Landrat Töpper verabschiedet Andreas Müller als KJR-Vorsitzenden – Christoph Simon wurde mit großer Mehrheit zum Nachfolger gewählt

Am 03.05.2017 fand die reguläre Frühjahrsvollversammlung des Kreisjugendrings (KJR) Schweinfurt im Sitzungssaal des Landratsamtes statt. Neben der üblichen Tagesordnung, die unter anderem den Jahresbericht 2016 und die Rechnungsberichte enthielt, stand auch der Abschied des langjährigen Vorsitzenden Andreas Müller an. Nach 18 Jahren an der Spitze des KJR stand er für eine weitere zweijährige Amtszeit nicht mehr zu Verfügung. Landrat Töpper würdigte Müllers Wirken, seinen jugendpolitischen Einsatz und die investierte ehrenamtliche Zeit in dieser wichtigen Position. „Sie haben die Volljährigkeit als Vorsitzender erreicht.“, attestierte Töpper in seiner Rede dem scheidenden Vorsitzenden.

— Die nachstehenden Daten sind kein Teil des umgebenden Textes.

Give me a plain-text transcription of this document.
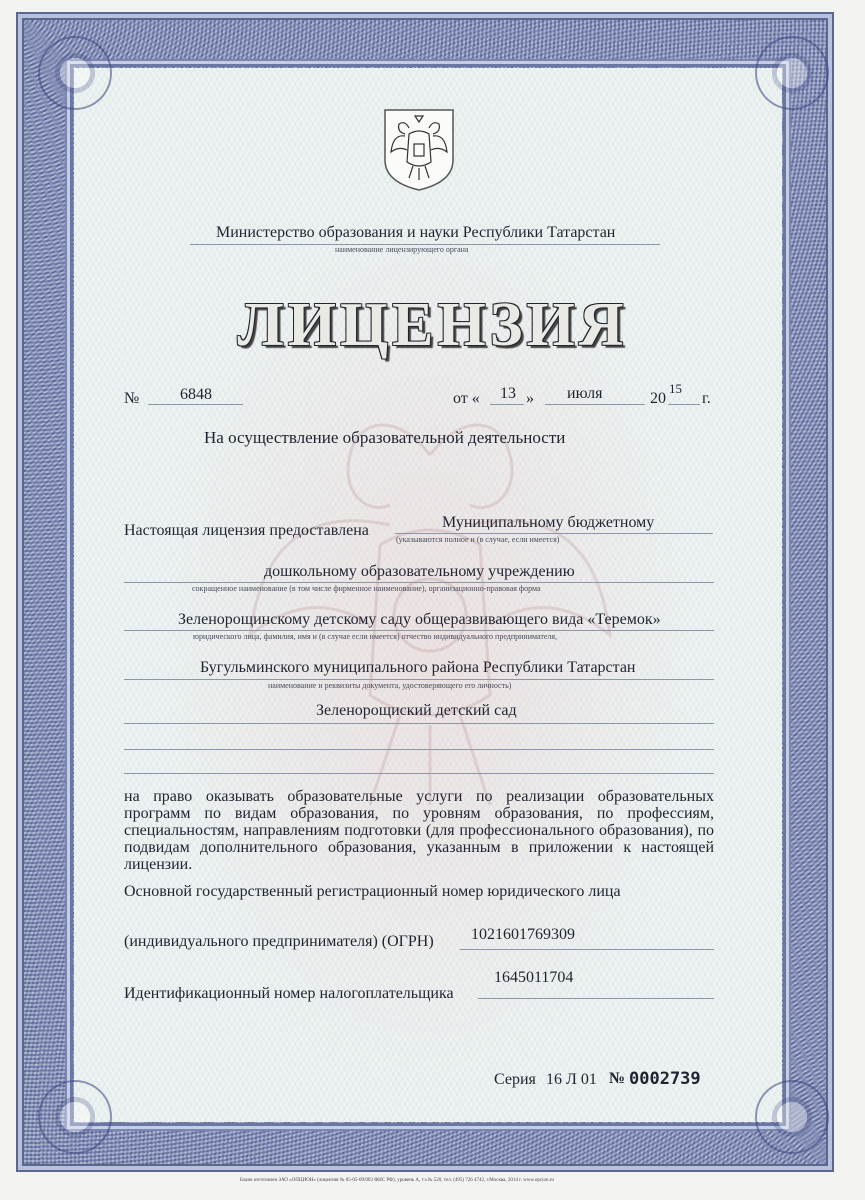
Министерство образования и науки Республики Татарстан
наименование лицензирующего органа
ЛИЦЕНЗИЯ
№	6848	от « 13 » июля	20
15
г.
На осуществление образовательной деятельности
Настоящая лицензия предоставлена	Муниципальному бюджетному
(указываются полное и (в случае, если имеется)
дошкольному образовательному учреждению
сокращенное наименование (в том числе фирменное наименование), организационно-правовая форма
Зеленорощинскому детскому саду общеразвивающего вида «Теремок»
юридического лица, фамилия, имя и (в случае если имеется) отчество индивидуального предпринимателя,
Бугульминского муниципального района Республики Татарстан
наименование и реквизиты документа, удостоверяющего его личность)
Зеленорощиский детский сад
на право оказывать образовательные услуги по реализации образовательных программ по видам образования, по уровням образования, по профессиям, специальностям, направлениям подготовки (для профессионального образования), по подвидам дополнительного образования, указанным в приложении к настоящей лицензии.
Основной государственный регистрационный номер юридического лица
(индивидуального предпринимателя) (ОГРН) 1021601769309
Идентификационный номер налогоплательщика
1645011704
Серия 16 Л 01 № 0002739
Бланк изготовлен ЗАО «ОПЦИОН» (лицензия № 05-05-09/003 ФНС РФ), уровень А, т.з.№ 520, тел. (495) 726 4742, г.Москва, 2014 г. www.opcion.ru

Ebenso stellte der Landrat Müllers Engagement im Jugendhilfeausschuss des Landkreises heraus. Da mittelbare Einschränkungen für die Jugendarbeit im Landkreis Schweinfurt zu befürchten waren, brachte dort Andreas Müller als Vorsitzender des KJR im Jahr 2004 einen Antrag ein, der sich gegen die Mittelkürzung der Bayerischen Staatsregierung gegenüber dem Bayerischen Jugendring aussprach.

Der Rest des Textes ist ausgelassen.